Deformations and natural vibration frequency of a three-dimensional truss in a multi-storey building

Introduction. The analysis of deformations arising under the action of various loads and natural vibration frequencies is an integral part of the structural analysis of a multi-storey building. As a rule, this analysis is performed numerically in various systems using the finite element method and specialized software programmes. Analytical solutions are rare, but they are needed to evaluate the numerical ones and calculate simplified models of structures. The task is to find the analytical dependence of the frame deflection in a multi-storey building and its first natural frequency on the number of panels. The mass of the truss model is assumed to be distributed uniformly over the nodes. Only horizontal displacements of masses are taken into account. Materials and methods. To calculate the forces arising in the rods of a statically determinate truss using the method of joint isolation in the alphameric form, the software compiled in the Maple math system is applied. The calculation of displacements of nodes is performed using the Mohr integral. The Dunkerley method allows finding the analytical form of the lower estimate of the first frequency of natural vibrations for an arbitrary number of storeys in a building. The analysis of a series of solutions, made in the alphameric form for trusses with a successively growing number of panels allows deriving the final vibration frequency formula. When determining the natural vibrations of the characteristic matrix, the Eigenvalues operator from the LinearAlgebra package was used. Results.
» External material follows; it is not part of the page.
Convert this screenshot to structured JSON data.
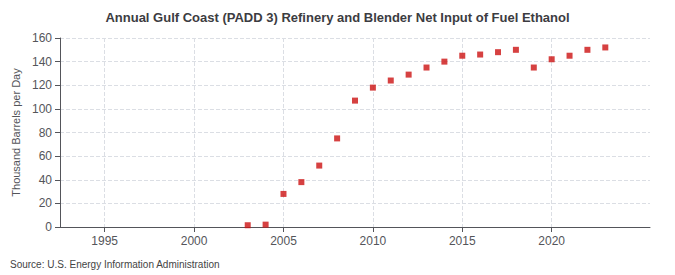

The resulting formulas used to analyze the deflection (horizontal displacement) of a structure under the action of a horizontal lateral load and the formula for estimating the first vibration frequency have simple forms, convenient for the quick verification of numerical solutions and preliminary evaluation of the behaviour of a designed structure. Conclusions. The proposed spatial statically determinate model of a multi-storey building allows deriving formulas for the analysis of deformations and natural frequencies of a structure with an arbitrary number of storeys. Resulting formulas can be applied to solve optimization tasks and serve as the basis for calculating a more complex statically indeterminate model of a structure.